This was a thesis project of 2018-2019 and is no longer actively maintained.
The program accepts several inputs. From an INI file, it reads the settings and parameters for operation. It allows both model validation and training.
When in training, the program imports the data using the DataController, transforming a CSV file to an internal representation of instances of the DataInstance class, which are collected in a ObservationSet.
The program also imports a set of InferenceTypes using the VocabularyController and bundles them into a Vocabulary instance. It does so from reading the contents of a JSON file. A InferenceType might require a State Descriptor, which is also constructed from the description provided in the vocabulary file. Vocabularies for both C4.5 and ID3 have been provided as an example. (These vocabularies were used in an experiment setting and their results and feasibility have as such been discussed with further recommendations indicated but not implemented in this solution)
Having imported both the vocabulary and the training data, the program constructs an instance to keep track of inferences made: an instance of InferenceManager. It also constructs an instance of SnapShot, that can produce intermediary snapshots of decision trees to be able to output prediction models at several moments during training.
Finally, the program constructs an agent. This agent is provided with the algorithm that will be used, as well as the inference manager that the agent require access to. When the user opts to start training, the TRAIN method is called, providing both dataset and parameters. The agent then calls the TRAIN method on the provided algorithm. The agent passes itself to the algorithm, so the algorithm can call the agent to construct inferences during runtime.

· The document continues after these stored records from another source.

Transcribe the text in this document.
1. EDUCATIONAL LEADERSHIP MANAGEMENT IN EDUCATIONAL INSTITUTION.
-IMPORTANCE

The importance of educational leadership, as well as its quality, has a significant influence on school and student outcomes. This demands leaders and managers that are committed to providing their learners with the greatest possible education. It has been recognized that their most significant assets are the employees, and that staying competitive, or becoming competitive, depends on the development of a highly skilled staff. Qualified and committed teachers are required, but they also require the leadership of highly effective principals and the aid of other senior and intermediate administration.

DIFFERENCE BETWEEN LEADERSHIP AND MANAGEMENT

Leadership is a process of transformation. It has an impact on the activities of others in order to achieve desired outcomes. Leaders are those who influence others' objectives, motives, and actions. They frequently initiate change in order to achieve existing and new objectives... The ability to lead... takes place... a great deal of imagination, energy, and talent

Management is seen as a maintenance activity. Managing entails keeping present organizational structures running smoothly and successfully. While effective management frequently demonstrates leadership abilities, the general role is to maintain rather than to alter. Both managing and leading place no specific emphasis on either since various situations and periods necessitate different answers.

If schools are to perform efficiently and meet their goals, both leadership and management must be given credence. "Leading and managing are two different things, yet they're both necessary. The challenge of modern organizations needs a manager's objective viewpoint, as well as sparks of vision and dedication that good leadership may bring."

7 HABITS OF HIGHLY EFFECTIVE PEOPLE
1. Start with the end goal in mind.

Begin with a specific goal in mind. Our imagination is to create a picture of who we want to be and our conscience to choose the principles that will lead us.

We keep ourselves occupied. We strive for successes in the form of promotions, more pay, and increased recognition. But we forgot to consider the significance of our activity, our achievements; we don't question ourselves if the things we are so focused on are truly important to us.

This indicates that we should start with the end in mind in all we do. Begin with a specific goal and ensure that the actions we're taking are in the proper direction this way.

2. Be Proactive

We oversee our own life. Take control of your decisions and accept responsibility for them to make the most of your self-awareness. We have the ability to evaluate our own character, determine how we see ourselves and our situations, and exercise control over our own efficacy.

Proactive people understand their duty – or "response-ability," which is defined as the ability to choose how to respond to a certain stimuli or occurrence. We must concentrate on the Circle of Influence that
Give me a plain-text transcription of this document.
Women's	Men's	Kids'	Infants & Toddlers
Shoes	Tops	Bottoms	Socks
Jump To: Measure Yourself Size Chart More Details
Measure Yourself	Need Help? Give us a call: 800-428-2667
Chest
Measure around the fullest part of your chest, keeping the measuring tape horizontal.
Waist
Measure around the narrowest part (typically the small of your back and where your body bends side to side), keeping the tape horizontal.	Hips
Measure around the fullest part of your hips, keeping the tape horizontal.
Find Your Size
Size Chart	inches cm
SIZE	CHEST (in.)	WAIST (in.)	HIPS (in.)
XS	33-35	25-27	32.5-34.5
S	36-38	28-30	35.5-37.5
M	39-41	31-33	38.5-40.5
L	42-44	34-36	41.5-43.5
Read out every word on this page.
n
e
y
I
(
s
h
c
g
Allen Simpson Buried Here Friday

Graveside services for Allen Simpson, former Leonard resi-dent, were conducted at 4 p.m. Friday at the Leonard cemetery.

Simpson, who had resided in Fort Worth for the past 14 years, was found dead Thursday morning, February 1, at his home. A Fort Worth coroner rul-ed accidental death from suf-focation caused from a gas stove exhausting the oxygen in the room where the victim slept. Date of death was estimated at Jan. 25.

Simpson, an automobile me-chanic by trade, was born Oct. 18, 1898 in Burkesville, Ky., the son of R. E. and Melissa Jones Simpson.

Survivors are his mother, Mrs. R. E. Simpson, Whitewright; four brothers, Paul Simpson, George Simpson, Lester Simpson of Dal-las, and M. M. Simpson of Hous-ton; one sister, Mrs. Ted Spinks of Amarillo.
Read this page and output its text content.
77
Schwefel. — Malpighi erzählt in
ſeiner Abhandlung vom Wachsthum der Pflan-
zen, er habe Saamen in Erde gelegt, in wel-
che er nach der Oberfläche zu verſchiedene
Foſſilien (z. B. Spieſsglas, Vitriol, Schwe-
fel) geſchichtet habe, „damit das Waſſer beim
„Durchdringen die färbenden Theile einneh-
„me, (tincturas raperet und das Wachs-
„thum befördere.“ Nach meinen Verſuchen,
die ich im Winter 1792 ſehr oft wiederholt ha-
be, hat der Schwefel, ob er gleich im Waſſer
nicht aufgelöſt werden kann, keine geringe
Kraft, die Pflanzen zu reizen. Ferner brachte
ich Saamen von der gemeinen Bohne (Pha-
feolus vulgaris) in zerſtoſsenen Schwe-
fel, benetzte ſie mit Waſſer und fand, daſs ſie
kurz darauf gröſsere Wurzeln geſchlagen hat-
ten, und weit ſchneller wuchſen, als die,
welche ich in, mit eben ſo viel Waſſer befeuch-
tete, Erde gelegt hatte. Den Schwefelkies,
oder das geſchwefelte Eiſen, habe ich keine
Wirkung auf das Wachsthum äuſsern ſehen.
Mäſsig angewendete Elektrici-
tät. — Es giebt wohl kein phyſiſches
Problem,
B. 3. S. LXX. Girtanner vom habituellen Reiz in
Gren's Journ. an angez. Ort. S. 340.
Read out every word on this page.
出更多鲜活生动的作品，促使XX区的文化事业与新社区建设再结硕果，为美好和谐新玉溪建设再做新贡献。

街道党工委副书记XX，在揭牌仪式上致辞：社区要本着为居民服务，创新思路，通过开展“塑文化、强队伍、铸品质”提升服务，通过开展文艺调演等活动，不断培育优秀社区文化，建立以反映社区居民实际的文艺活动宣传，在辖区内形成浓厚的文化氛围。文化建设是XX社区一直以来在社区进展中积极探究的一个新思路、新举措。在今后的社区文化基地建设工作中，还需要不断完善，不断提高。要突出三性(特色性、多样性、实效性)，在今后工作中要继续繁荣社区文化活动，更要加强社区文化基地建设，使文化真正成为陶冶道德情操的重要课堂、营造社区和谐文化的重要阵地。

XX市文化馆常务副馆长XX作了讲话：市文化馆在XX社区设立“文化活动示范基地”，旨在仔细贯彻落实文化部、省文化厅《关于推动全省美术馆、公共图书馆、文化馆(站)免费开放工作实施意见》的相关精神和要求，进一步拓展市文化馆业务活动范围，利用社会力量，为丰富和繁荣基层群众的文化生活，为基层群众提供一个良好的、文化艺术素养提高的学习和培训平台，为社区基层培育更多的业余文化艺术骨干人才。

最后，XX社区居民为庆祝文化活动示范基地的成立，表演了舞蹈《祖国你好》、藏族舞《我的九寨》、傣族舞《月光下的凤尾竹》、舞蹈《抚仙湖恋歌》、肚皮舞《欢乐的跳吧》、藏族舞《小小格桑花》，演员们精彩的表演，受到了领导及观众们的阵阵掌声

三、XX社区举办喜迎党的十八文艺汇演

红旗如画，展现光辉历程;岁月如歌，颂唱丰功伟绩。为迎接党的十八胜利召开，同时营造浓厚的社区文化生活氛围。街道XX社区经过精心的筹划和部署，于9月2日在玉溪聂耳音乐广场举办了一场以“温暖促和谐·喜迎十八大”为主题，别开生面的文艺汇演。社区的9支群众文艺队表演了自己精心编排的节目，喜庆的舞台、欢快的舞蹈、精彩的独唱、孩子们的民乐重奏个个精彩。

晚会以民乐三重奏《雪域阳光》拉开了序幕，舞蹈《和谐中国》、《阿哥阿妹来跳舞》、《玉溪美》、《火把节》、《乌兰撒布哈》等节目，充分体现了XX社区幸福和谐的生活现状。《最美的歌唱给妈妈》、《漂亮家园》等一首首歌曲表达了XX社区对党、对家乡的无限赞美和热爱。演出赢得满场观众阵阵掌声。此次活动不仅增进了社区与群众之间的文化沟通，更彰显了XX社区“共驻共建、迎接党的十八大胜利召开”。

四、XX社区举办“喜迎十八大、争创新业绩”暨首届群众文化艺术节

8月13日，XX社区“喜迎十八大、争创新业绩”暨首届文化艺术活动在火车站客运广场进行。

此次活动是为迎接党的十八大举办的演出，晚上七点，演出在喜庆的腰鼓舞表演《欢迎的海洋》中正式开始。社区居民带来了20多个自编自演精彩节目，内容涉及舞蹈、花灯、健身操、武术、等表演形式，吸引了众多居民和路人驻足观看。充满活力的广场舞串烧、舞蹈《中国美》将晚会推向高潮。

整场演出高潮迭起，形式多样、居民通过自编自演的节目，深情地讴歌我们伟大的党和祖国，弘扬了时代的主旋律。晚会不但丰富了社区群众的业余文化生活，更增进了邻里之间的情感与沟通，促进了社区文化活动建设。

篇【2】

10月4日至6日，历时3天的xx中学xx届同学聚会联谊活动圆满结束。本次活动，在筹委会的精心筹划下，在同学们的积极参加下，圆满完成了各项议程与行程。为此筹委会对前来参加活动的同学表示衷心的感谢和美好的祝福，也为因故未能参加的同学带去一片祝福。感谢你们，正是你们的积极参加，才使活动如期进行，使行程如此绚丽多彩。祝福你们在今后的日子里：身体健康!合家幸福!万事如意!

Within an algorithm’s implementation code, the algorithm can call AGENT.Think(string inference_id). It can provide a set of keys and values to provide the variables and their values to be considered. The agent constructs an instance of StateRecording, provided with the proper State Descriptor. The variables are set according to how the algorithm has provided them, and the algorithm can also call to finish the inference. When an inference is finished, it verifies if all required variables have been set and if they have the correct type. After training, the inferences are saved. If the program attempts to save an unfinished inference, this means that there is a disparity between the provided vocabulary and the implementation of said vocabulary in the code, and an error is thrown.
At moments of choice, but at least after training, the prediction model is passed to the snapshot instance. This classifies the training data using that model, to establish its accuracy and to colour the leaves within the decision tree based on the amount of instances they classify as a means of visual representation. The prediction model is then saved in a format of decision rules, a format than can be imported for classification, and a graphical representation in the DOT language that can be opened with a program such as GVEdit.